前回の記事(みんなのクレジット)に引き続き、更に大手(「累計調達額」150億円以上)といわれているラッキーバンク・インベストメント(株)にも、証券取引等監視委員会の勧告よる金融庁の行政処分が行われました。
 このような一連のソーシャル・レンディングの問題点は、どこにあるのでしょうか?

 少なくない人たちが、「もともとソーシャルレンディングは、ネットで集めたお金を、恣意的に運用しているが、そんな高利で運用する以上、リスクがあるのは当たり前で、それを信じて出資して損失を出しても、それは投資家の自己責任・・・」程度の認識ではないでしょうか?
 確かに、そのような一面もあることは否定できません。しかし、現行法制度上の大きな問題点があるように思えます。

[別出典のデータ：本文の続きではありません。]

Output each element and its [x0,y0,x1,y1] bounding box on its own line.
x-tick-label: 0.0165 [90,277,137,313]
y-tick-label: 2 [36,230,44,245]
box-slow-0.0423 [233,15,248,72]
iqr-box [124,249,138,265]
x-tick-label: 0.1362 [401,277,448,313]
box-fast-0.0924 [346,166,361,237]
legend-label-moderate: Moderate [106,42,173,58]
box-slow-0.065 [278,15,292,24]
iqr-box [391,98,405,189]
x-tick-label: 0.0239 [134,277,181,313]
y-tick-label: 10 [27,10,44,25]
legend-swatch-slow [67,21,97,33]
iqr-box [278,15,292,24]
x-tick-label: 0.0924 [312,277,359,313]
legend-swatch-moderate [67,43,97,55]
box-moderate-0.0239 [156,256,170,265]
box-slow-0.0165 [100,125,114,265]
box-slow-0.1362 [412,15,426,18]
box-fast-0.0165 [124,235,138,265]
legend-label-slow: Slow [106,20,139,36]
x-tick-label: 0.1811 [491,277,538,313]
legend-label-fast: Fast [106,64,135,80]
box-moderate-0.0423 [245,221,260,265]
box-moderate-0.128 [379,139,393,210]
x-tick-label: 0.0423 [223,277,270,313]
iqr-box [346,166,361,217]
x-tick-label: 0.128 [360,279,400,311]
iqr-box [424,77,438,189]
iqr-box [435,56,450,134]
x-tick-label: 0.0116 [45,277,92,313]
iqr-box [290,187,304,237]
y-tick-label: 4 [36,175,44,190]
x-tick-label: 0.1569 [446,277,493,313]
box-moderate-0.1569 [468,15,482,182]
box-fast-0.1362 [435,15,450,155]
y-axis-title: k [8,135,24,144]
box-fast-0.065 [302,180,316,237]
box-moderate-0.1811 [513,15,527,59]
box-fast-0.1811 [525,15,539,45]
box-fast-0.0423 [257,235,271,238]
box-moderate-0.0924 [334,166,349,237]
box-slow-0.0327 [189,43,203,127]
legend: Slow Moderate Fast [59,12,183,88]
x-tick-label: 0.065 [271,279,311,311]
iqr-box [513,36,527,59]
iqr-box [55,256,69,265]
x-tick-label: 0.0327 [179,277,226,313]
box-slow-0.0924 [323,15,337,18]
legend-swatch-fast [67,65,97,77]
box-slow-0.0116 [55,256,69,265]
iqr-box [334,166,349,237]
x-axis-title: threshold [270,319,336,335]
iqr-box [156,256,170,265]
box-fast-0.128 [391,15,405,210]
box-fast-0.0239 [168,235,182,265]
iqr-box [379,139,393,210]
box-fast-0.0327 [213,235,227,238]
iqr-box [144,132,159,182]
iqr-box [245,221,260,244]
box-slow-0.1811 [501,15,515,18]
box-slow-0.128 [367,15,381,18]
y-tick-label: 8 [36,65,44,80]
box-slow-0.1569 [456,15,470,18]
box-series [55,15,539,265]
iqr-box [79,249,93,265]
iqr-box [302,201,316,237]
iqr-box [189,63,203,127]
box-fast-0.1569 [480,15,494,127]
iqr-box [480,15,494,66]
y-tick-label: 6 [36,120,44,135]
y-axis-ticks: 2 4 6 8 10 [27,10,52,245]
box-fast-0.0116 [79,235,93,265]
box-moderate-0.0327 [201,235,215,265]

 そもそも、不特定多数の投資家から資金を集めて、その資金を不特定多数の事業者に貸し付ける業務は、「業務の公共性にかんがみ」「信用を維持し」「預貯金者の保護・金融の円滑」にするために、厳しく銀行法で規制された「銀行」のみに許されている業務です。銀行法上、①不特定多数からの資金の調達である「預金又は定期積金の受け入れ」と②不特定多数への貸付けとなる「資金の貸付け又は手形の割引」とを「併せ行う」と定義されている業務なのです。
 そのため、銀行以外の金融機関は、②貸金業法上の登録をうけ、消費者金融等を行う従来のローン会社等や、新しい金融形態として①金商法上の金融商品取引業者として、ファンドの設定等で多数の投資家から資金を集める会社等に、分かれている・・・はずでした。
 ところが、現在問題を起こしているソーシャル・レンディングの業務形態は、この①ファンド設定業務を行う第二種金融商品取引業者と②貸金業者との登録を「併せ」もっているのです。その結果、本来であれば銀行業務であるはずの、不特定多数の投資家から資金を集めて、その資金を不特定多数の事業者に貸し付ける業務が野放し状態になってしまったのです。

 もちろん、過去には銀行にしか許されなかった③為替取引(決済取引)も、FX業者(金商法)や仮想通貨交換業者(資金決済法)の参入を許してきた時代の流れがあります。ただ、それらは想定の範囲内でした。
 しかし、今回のような 貸金業 + 二種業 ≒ 銀行業という当たり前の想定が、監督官庁によってどこまでなされていたのか、とても疑問です。これも時代の要請として、金融庁が強調するルール以上のプリンシパルに基づく各金融機関の顧客本位経営で克服できる問題なのか(克服の限度を超える問題は刑法上の詐欺等の問題といえるのか)・・・しばらく混乱が続きそうです。